We're adding new resources that focus on macroeconomic trends impacting the workforce, including automation and online application and hiring tools. In an era of constant new technological developments and shifts into automation, these reports provide a timely perspectives on how people connect and adapt to the labor market. You can find new reports at the Hub Resources page.
- Jobs Lost, Jobs Gained. Workforce Transition in the time of Automation (McKinsey & Company) examines both the potential labor market disruptions from automation and some potential sources of new labor demand that will create jobs. The report builds on previous research on labor markets, incomes, skills, and the expanding range of models of work, including the gig economy, as well as the potential impacts on the global economy of digitization, automation, robotics, and artificial intelligence.
- Work to Do: How Automation will Transform Jobs in NYC (Center for an Urban Future) investigates the automation potential of every profession in New York City and reveals which jobs might be performed by machines in the next 10 years.
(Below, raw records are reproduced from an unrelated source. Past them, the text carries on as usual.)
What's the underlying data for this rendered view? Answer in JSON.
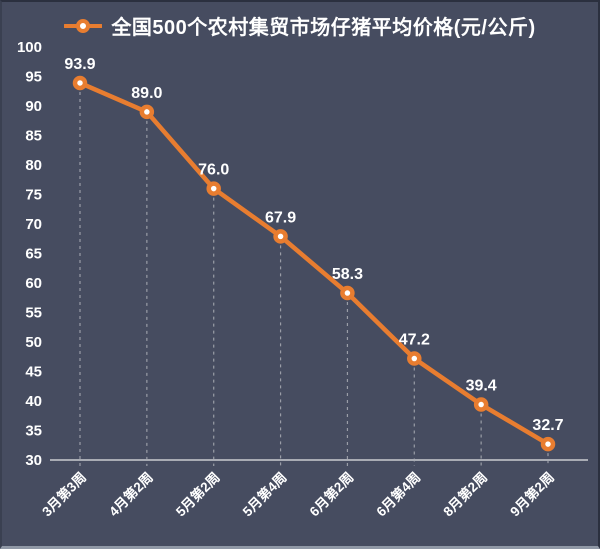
{
  "legend": {
    "title": "全国500个农村集贸市场仔猪平均价格(元/公斤)",
    "marker_icon": "line-with-dot"
  },
  "colors": {
    "background": "#464C60",
    "line": "#E87D30",
    "marker_fill": "#FFFFFF",
    "marker_ring": "#E87D30",
    "axis": "#A9ACB4",
    "gridline": "#A9ACB4",
    "text": "#FFFFFF"
  },
  "chart_data": {
    "type": "line",
    "title": "全国500个农村集贸市场仔猪平均价格(元/公斤)",
    "categories": [
      "3月第3周",
      "4月第2周",
      "5月第2周",
      "5月第4周",
      "6月第2周",
      "6月第4周",
      "8月第2周",
      "9月第2周"
    ],
    "values": [
      93.9,
      89.0,
      76.0,
      67.9,
      58.3,
      47.2,
      39.4,
      32.7
    ],
    "value_labels": [
      "93.9",
      "89.0",
      "76.0",
      "67.9",
      "58.3",
      "47.2",
      "39.4",
      "32.7"
    ],
    "xlabel": "",
    "ylabel": "",
    "ylim": [
      30,
      100
    ],
    "ytick_step": 5,
    "ytick_labels": [
      "30",
      "35",
      "40",
      "45",
      "50",
      "55",
      "60",
      "65",
      "70",
      "75",
      "80",
      "85",
      "90",
      "95",
      "100"
    ],
    "grid": "dashed-droplines",
    "data_labels": true,
    "legend_position": "top-center",
    "x_label_rotation_deg": -45
  }
}
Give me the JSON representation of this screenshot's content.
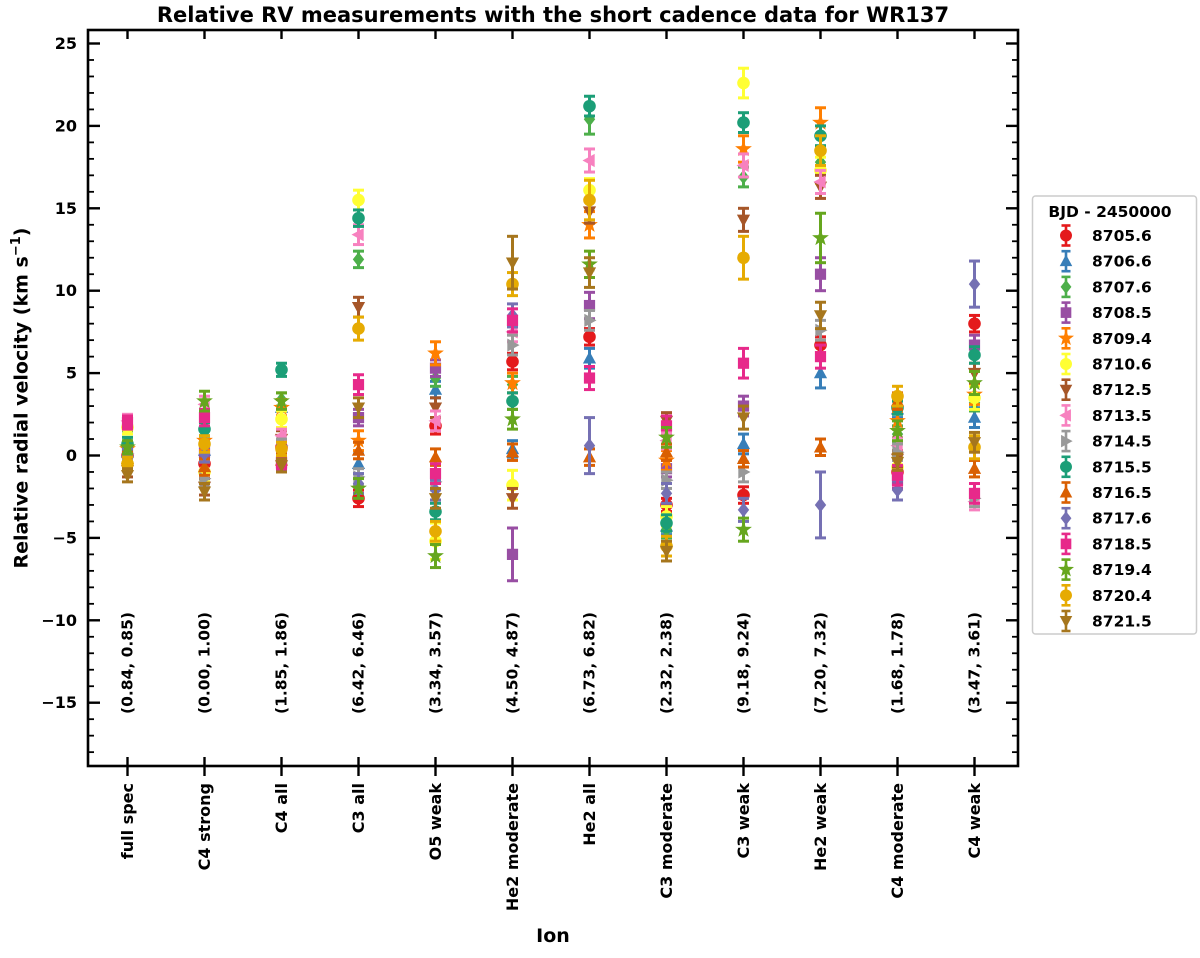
{
  "title": "Relative RV measurements with the short cadence data for WR137",
  "xlabel": "Ion",
  "ylabel": {
    "prefix": "Relative radial velocity (km s",
    "sup": "−1",
    "suffix": ")"
  },
  "legend": {
    "title": "BJD - 2450000",
    "entries": [
      {
        "label": "8705.6",
        "color": "#e41a1c",
        "marker": "circle"
      },
      {
        "label": "8706.6",
        "color": "#377eb8",
        "marker": "triangle-up"
      },
      {
        "label": "8707.6",
        "color": "#4daf4a",
        "marker": "diamond"
      },
      {
        "label": "8708.5",
        "color": "#984ea3",
        "marker": "square"
      },
      {
        "label": "8709.4",
        "color": "#ff7f00",
        "marker": "star"
      },
      {
        "label": "8710.6",
        "color": "#ffff33",
        "marker": "circle"
      },
      {
        "label": "8712.5",
        "color": "#a65628",
        "marker": "triangle-down"
      },
      {
        "label": "8713.5",
        "color": "#f781bf",
        "marker": "triangle-left"
      },
      {
        "label": "8714.5",
        "color": "#999999",
        "marker": "triangle-right"
      },
      {
        "label": "8715.5",
        "color": "#1b9e77",
        "marker": "circle"
      },
      {
        "label": "8716.5",
        "color": "#d95f02",
        "marker": "triangle-up"
      },
      {
        "label": "8717.6",
        "color": "#7570b3",
        "marker": "diamond"
      },
      {
        "label": "8718.5",
        "color": "#e7298a",
        "marker": "square"
      },
      {
        "label": "8719.4",
        "color": "#66a61e",
        "marker": "star"
      },
      {
        "label": "8720.4",
        "color": "#e6ab02",
        "marker": "circle"
      },
      {
        "label": "8721.5",
        "color": "#a6761d",
        "marker": "triangle-down"
      }
    ]
  },
  "chart_data": {
    "type": "scatter",
    "title": "Relative RV measurements with the short cadence data for WR137",
    "xlabel": "Ion",
    "ylabel": "Relative radial velocity (km s^-1)",
    "categories": [
      "full spec",
      "C4 strong",
      "C4 all",
      "C3 all",
      "O5 weak",
      "He2 moderate",
      "He2 all",
      "C3 moderate",
      "C3 weak",
      "He2 weak",
      "C4 moderate",
      "C4 weak"
    ],
    "annotations": [
      "(0.84, 0.85)",
      "(0.00, 1.00)",
      "(1.85, 1.86)",
      "(6.42, 6.46)",
      "(3.34, 3.57)",
      "(4.50, 4.87)",
      "(6.73, 6.82)",
      "(2.32, 2.38)",
      "(9.18, 9.24)",
      "(7.20, 7.32)",
      "(1.68, 1.78)",
      "(3.47, 3.61)"
    ],
    "ylim": [
      -18.8,
      25.8
    ],
    "yticks": [
      -15,
      -10,
      -5,
      0,
      5,
      10,
      15,
      20,
      25
    ],
    "grid": false,
    "legend_title": "BJD - 2450000",
    "legend_position": "right-outside",
    "series": [
      {
        "name": "8705.6",
        "color": "#e41a1c",
        "marker": "circle",
        "values": [
          0.0,
          -0.5,
          0.5,
          -2.6,
          1.8,
          5.7,
          7.2,
          -3.0,
          -2.4,
          6.7,
          -1.0,
          8.0
        ],
        "errors": [
          0.4,
          0.5,
          0.4,
          0.5,
          0.5,
          0.5,
          0.5,
          0.4,
          0.5,
          0.5,
          0.4,
          0.5
        ]
      },
      {
        "name": "8706.6",
        "color": "#377eb8",
        "marker": "triangle-up",
        "values": [
          0.2,
          0.3,
          2.9,
          -0.5,
          4.0,
          0.4,
          5.9,
          -4.3,
          0.7,
          5.0,
          2.8,
          2.3
        ],
        "errors": [
          0.4,
          0.5,
          0.5,
          0.6,
          0.5,
          0.5,
          0.6,
          0.5,
          0.6,
          0.9,
          0.5,
          0.6
        ]
      },
      {
        "name": "8707.6",
        "color": "#4daf4a",
        "marker": "diamond",
        "values": [
          1.9,
          1.5,
          3.4,
          11.9,
          4.7,
          4.3,
          20.4,
          -4.5,
          16.9,
          17.8,
          1.3,
          3.2
        ],
        "errors": [
          0.4,
          0.5,
          0.4,
          0.5,
          0.5,
          0.5,
          0.9,
          0.5,
          0.6,
          0.6,
          0.5,
          0.5
        ]
      },
      {
        "name": "8708.5",
        "color": "#984ea3",
        "marker": "square",
        "values": [
          0.3,
          0.2,
          -0.5,
          2.3,
          5.3,
          -6.0,
          9.1,
          -0.8,
          3.0,
          11.0,
          -1.5,
          6.7
        ],
        "errors": [
          0.4,
          0.5,
          0.4,
          0.5,
          0.5,
          1.6,
          0.8,
          0.5,
          0.6,
          1.0,
          0.5,
          0.6
        ]
      },
      {
        "name": "8709.4",
        "color": "#ff7f00",
        "marker": "star",
        "values": [
          0.4,
          0.9,
          2.9,
          0.9,
          6.2,
          4.4,
          14.0,
          -0.3,
          18.6,
          20.2,
          2.1,
          3.7
        ],
        "errors": [
          0.4,
          0.6,
          0.5,
          0.6,
          0.7,
          0.6,
          0.8,
          0.6,
          0.8,
          0.9,
          0.5,
          0.6
        ]
      },
      {
        "name": "8710.6",
        "color": "#ffff33",
        "marker": "circle",
        "values": [
          1.7,
          -1.0,
          2.2,
          15.5,
          -5.2,
          -1.8,
          16.1,
          -3.7,
          22.6,
          17.3,
          -0.7,
          3.5
        ],
        "errors": [
          0.4,
          0.6,
          0.5,
          0.6,
          1.1,
          0.9,
          0.7,
          0.6,
          0.9,
          0.8,
          0.6,
          0.7
        ]
      },
      {
        "name": "8712.5",
        "color": "#a65628",
        "marker": "triangle-down",
        "values": [
          -0.9,
          -1.9,
          1.0,
          9.0,
          2.9,
          -2.6,
          14.8,
          2.1,
          14.3,
          16.3,
          -0.2,
          5.0
        ],
        "errors": [
          0.4,
          0.5,
          0.5,
          0.6,
          0.6,
          0.6,
          0.7,
          0.5,
          0.7,
          0.7,
          0.5,
          0.6
        ]
      },
      {
        "name": "8713.5",
        "color": "#f781bf",
        "marker": "triangle-left",
        "values": [
          2.1,
          3.1,
          1.2,
          13.4,
          2.1,
          7.5,
          17.9,
          0.9,
          17.6,
          16.6,
          0.6,
          -2.8
        ],
        "errors": [
          0.4,
          0.5,
          0.4,
          0.6,
          0.6,
          0.6,
          0.7,
          0.5,
          0.7,
          0.7,
          0.5,
          0.5
        ]
      },
      {
        "name": "8714.5",
        "color": "#999999",
        "marker": "triangle-right",
        "values": [
          0.1,
          -1.4,
          0.6,
          -1.3,
          -1.6,
          6.7,
          8.2,
          -1.5,
          -1.0,
          7.6,
          0.2,
          -2.6
        ],
        "errors": [
          0.4,
          0.5,
          0.4,
          0.5,
          0.5,
          0.6,
          0.6,
          0.5,
          0.6,
          0.6,
          0.5,
          0.5
        ]
      },
      {
        "name": "8715.5",
        "color": "#1b9e77",
        "marker": "circle",
        "values": [
          0.7,
          1.6,
          5.2,
          14.4,
          -3.4,
          3.3,
          21.2,
          -4.1,
          20.2,
          19.4,
          2.9,
          6.1
        ],
        "errors": [
          0.4,
          0.4,
          0.4,
          0.5,
          0.5,
          0.5,
          0.6,
          0.5,
          0.6,
          0.6,
          0.4,
          0.5
        ]
      },
      {
        "name": "8716.5",
        "color": "#d95f02",
        "marker": "triangle-up",
        "values": [
          -0.2,
          -0.7,
          -0.3,
          0.3,
          -0.1,
          0.2,
          -0.1,
          0.2,
          -0.2,
          0.5,
          3.3,
          -0.8
        ],
        "errors": [
          0.4,
          0.5,
          0.4,
          0.5,
          0.5,
          0.5,
          0.5,
          0.5,
          0.5,
          0.5,
          0.5,
          0.5
        ]
      },
      {
        "name": "8717.6",
        "color": "#7570b3",
        "marker": "diamond",
        "values": [
          0.0,
          0.1,
          -0.1,
          -1.7,
          -2.1,
          8.5,
          0.6,
          -2.3,
          -3.3,
          -3.0,
          -2.1,
          10.4
        ],
        "errors": [
          0.4,
          0.5,
          0.4,
          0.6,
          0.6,
          0.7,
          1.7,
          0.6,
          0.7,
          2.0,
          0.6,
          1.4
        ]
      },
      {
        "name": "8718.5",
        "color": "#e7298a",
        "marker": "square",
        "values": [
          2.0,
          2.3,
          -0.4,
          4.3,
          -1.1,
          8.2,
          4.7,
          1.8,
          5.6,
          6.0,
          -1.2,
          -2.3
        ],
        "errors": [
          0.4,
          0.5,
          0.4,
          0.6,
          0.6,
          0.7,
          0.7,
          0.6,
          0.9,
          0.7,
          0.6,
          0.6
        ]
      },
      {
        "name": "8719.4",
        "color": "#66a61e",
        "marker": "star",
        "values": [
          0.5,
          3.3,
          3.3,
          -2.0,
          -6.1,
          2.2,
          11.6,
          1.1,
          -4.5,
          13.2,
          1.5,
          4.4
        ],
        "errors": [
          0.4,
          0.6,
          0.5,
          0.6,
          0.7,
          0.6,
          0.8,
          0.6,
          0.7,
          1.5,
          0.6,
          0.7
        ]
      },
      {
        "name": "8720.4",
        "color": "#e6ab02",
        "marker": "circle",
        "values": [
          -0.5,
          0.7,
          0.4,
          7.7,
          -4.6,
          10.4,
          15.5,
          -5.5,
          12.0,
          18.5,
          3.6,
          0.5
        ],
        "errors": [
          0.4,
          0.5,
          0.4,
          0.7,
          0.6,
          0.7,
          1.2,
          0.6,
          1.3,
          0.9,
          0.6,
          0.7
        ]
      },
      {
        "name": "8721.5",
        "color": "#a6761d",
        "marker": "triangle-down",
        "values": [
          -1.2,
          -2.2,
          -0.6,
          2.9,
          -2.6,
          11.7,
          11.1,
          -5.8,
          2.3,
          8.5,
          -0.4,
          0.8
        ],
        "errors": [
          0.4,
          0.5,
          0.4,
          0.6,
          0.6,
          1.6,
          0.9,
          0.6,
          0.7,
          0.8,
          0.5,
          0.6
        ]
      }
    ]
  }
}
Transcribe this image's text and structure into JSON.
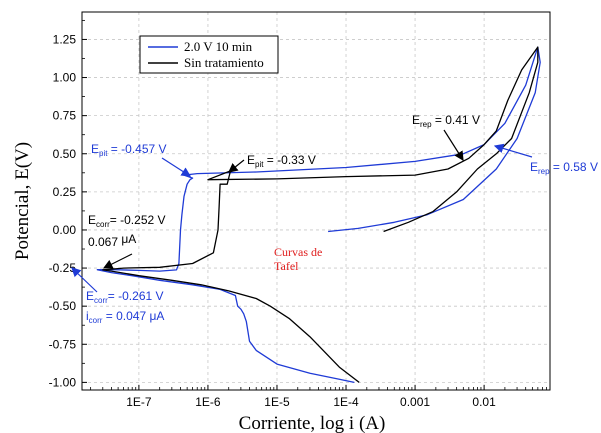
{
  "chart_data": {
    "type": "line",
    "xlabel": "Corriente, log i (A)",
    "ylabel": "Potencial, E(V)",
    "x_scale": "log",
    "xlim": [
      1.5e-08,
      0.09
    ],
    "ylim": [
      -1.05,
      1.43
    ],
    "x_ticks": [
      {
        "value": 1e-07,
        "label": "1E-7"
      },
      {
        "value": 1e-06,
        "label": "1E-6"
      },
      {
        "value": 1e-05,
        "label": "1E-5"
      },
      {
        "value": 0.0001,
        "label": "1E-4"
      },
      {
        "value": 0.001,
        "label": "0.001"
      },
      {
        "value": 0.01,
        "label": "0.01"
      }
    ],
    "y_ticks": [
      {
        "value": -1.0,
        "label": "-1.00"
      },
      {
        "value": -0.75,
        "label": "-0.75"
      },
      {
        "value": -0.5,
        "label": "-0.50"
      },
      {
        "value": -0.25,
        "label": "-0.25"
      },
      {
        "value": 0.0,
        "label": "0.00"
      },
      {
        "value": 0.25,
        "label": "0.25"
      },
      {
        "value": 0.5,
        "label": "0.50"
      },
      {
        "value": 0.75,
        "label": "0.75"
      },
      {
        "value": 1.0,
        "label": "1.00"
      },
      {
        "value": 1.25,
        "label": "1.25"
      }
    ],
    "grid": true,
    "legend_position": "top-left",
    "series": [
      {
        "name": "2.0 V 10 min",
        "color": "#1f3bd6",
        "points": [
          [
            0.000132,
            -1.0
          ],
          [
            8e-05,
            -0.98
          ],
          [
            3e-05,
            -0.94
          ],
          [
            1e-05,
            -0.88
          ],
          [
            5e-06,
            -0.79
          ],
          [
            4e-06,
            -0.73
          ],
          [
            3.6e-06,
            -0.6
          ],
          [
            3.3e-06,
            -0.55
          ],
          [
            3e-06,
            -0.52
          ],
          [
            2.7e-06,
            -0.5
          ],
          [
            2.5e-06,
            -0.43
          ],
          [
            1.5e-06,
            -0.39
          ],
          [
            6e-07,
            -0.36
          ],
          [
            2e-07,
            -0.33
          ],
          [
            8e-08,
            -0.3
          ],
          [
            4e-08,
            -0.28
          ],
          [
            2.5e-08,
            -0.261
          ],
          [
            4e-08,
            -0.26
          ],
          [
            1e-07,
            -0.265
          ],
          [
            2e-07,
            -0.27
          ],
          [
            3.5e-07,
            -0.262
          ],
          [
            3.8e-07,
            -0.22
          ],
          [
            4e-07,
            0.0
          ],
          [
            4.2e-07,
            0.1
          ],
          [
            4.5e-07,
            0.22
          ],
          [
            5e-07,
            0.3
          ],
          [
            5.5e-07,
            0.33
          ],
          [
            6e-07,
            0.34
          ],
          [
            4.5e-07,
            0.36
          ],
          [
            7e-07,
            0.37
          ],
          [
            5e-06,
            0.38
          ],
          [
            0.0001,
            0.41
          ],
          [
            0.001,
            0.45
          ],
          [
            0.005,
            0.5
          ],
          [
            0.01,
            0.56
          ],
          [
            0.02,
            0.7
          ],
          [
            0.04,
            0.95
          ],
          [
            0.06,
            1.2
          ],
          [
            0.065,
            1.1
          ],
          [
            0.055,
            0.9
          ],
          [
            0.03,
            0.6
          ],
          [
            0.015,
            0.4
          ],
          [
            0.005,
            0.2
          ],
          [
            0.0015,
            0.1
          ],
          [
            0.0005,
            0.05
          ],
          [
            0.00015,
            0.01
          ],
          [
            5.5e-05,
            -0.01
          ]
        ]
      },
      {
        "name": "Sin tratamiento",
        "color": "#000000",
        "points": [
          [
            0.000155,
            -1.0
          ],
          [
            8e-05,
            -0.9
          ],
          [
            3e-05,
            -0.7
          ],
          [
            1.5e-05,
            -0.58
          ],
          [
            8e-06,
            -0.5
          ],
          [
            5e-06,
            -0.45
          ],
          [
            2e-06,
            -0.4
          ],
          [
            8e-07,
            -0.36
          ],
          [
            3e-07,
            -0.33
          ],
          [
            1e-07,
            -0.3
          ],
          [
            4e-08,
            -0.27
          ],
          [
            3e-08,
            -0.262
          ],
          [
            6e-08,
            -0.25
          ],
          [
            2e-07,
            -0.245
          ],
          [
            6e-07,
            -0.22
          ],
          [
            1.2e-06,
            -0.15
          ],
          [
            1.4e-06,
            0.0
          ],
          [
            1.45e-06,
            0.15
          ],
          [
            1.5e-06,
            0.3
          ],
          [
            1.8e-06,
            0.3
          ],
          [
            1.9e-06,
            0.3
          ],
          [
            2.1e-06,
            0.38
          ],
          [
            2.5e-06,
            0.4
          ],
          [
            1e-06,
            0.33
          ],
          [
            1e-05,
            0.335
          ],
          [
            0.0001,
            0.35
          ],
          [
            0.001,
            0.36
          ],
          [
            0.003,
            0.4
          ],
          [
            0.006,
            0.47
          ],
          [
            0.01,
            0.56
          ],
          [
            0.015,
            0.65
          ],
          [
            0.022,
            0.85
          ],
          [
            0.035,
            1.05
          ],
          [
            0.06,
            1.2
          ],
          [
            0.06,
            1.1
          ],
          [
            0.045,
            0.9
          ],
          [
            0.025,
            0.6
          ],
          [
            0.015,
            0.5
          ],
          [
            0.008,
            0.4
          ],
          [
            0.004,
            0.25
          ],
          [
            0.0018,
            0.12
          ],
          [
            0.0008,
            0.05
          ],
          [
            0.00035,
            -0.01
          ]
        ]
      }
    ],
    "annotations": [
      {
        "id": "e-pit-blue",
        "main": "E",
        "sub": "pit",
        "rest": " = -0.457 V",
        "color": "#1f3bd6"
      },
      {
        "id": "e-pit-black",
        "main": "E",
        "sub": "pit",
        "rest": " = -0.33 V",
        "color": "#000000"
      },
      {
        "id": "e-rep-black",
        "main": "E",
        "sub": "rep",
        "rest": " = 0.41 V",
        "color": "#000000"
      },
      {
        "id": "e-rep-blue",
        "main": "E",
        "sub": "rep",
        "rest": " = 0.58 V",
        "color": "#1f3bd6"
      },
      {
        "id": "e-corr-black",
        "main": "E",
        "sub": "corr",
        "rest": "= -0.252 V",
        "color": "#000000"
      },
      {
        "id": "i-corr-black",
        "main": "0.067 ",
        "sub": "",
        "rest": "μA",
        "color": "#000000"
      },
      {
        "id": "e-corr-blue",
        "main": "E",
        "sub": "corr",
        "rest": "= -0.261 V",
        "color": "#1f3bd6"
      },
      {
        "id": "i-corr-blue",
        "main": "i",
        "sub": "corr",
        "rest": " = 0.047 μA",
        "color": "#1f3bd6"
      }
    ],
    "tafel_note": [
      "Curvas de",
      "Tafel"
    ],
    "tafel_color": "#e02020"
  }
}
- Swiping Right for the Job. How Tech is Changing "Matching" in the Workforce (JP Morgan & Chase Co.) aims to demonstrate how different users, such as job seekers, employers, and other stakeholders, are interacting with new technology in labor market matching; how is the traditional labor market matching changing; and what are the challenges and benefits of using these technologies. In addition, it brings up a number of ways when technology can be used in applying for jobs providing examples of existing apps and online platforms.
- Online but Disconnected. Young Adults’ Experiences with Online Job Applications (JobsFirstNYC) studies the impact of personality assessments in online job applications on out-of-school, out-of-work young adults in New York City employment and how to ensure that young people are optimally positioned to enter the labor force and identifying measures to alleviate such impacts.
- We are also including the final Pinkerton Paper in the Job Quality Series Now or Never Heeding the Call of Labor Market Demand, which speaks to workforce leaders and their funders and the need to redefine the “workforce services” they offer bridging the gulf that separates employing low-income jobseekers from the building of competitive businesses.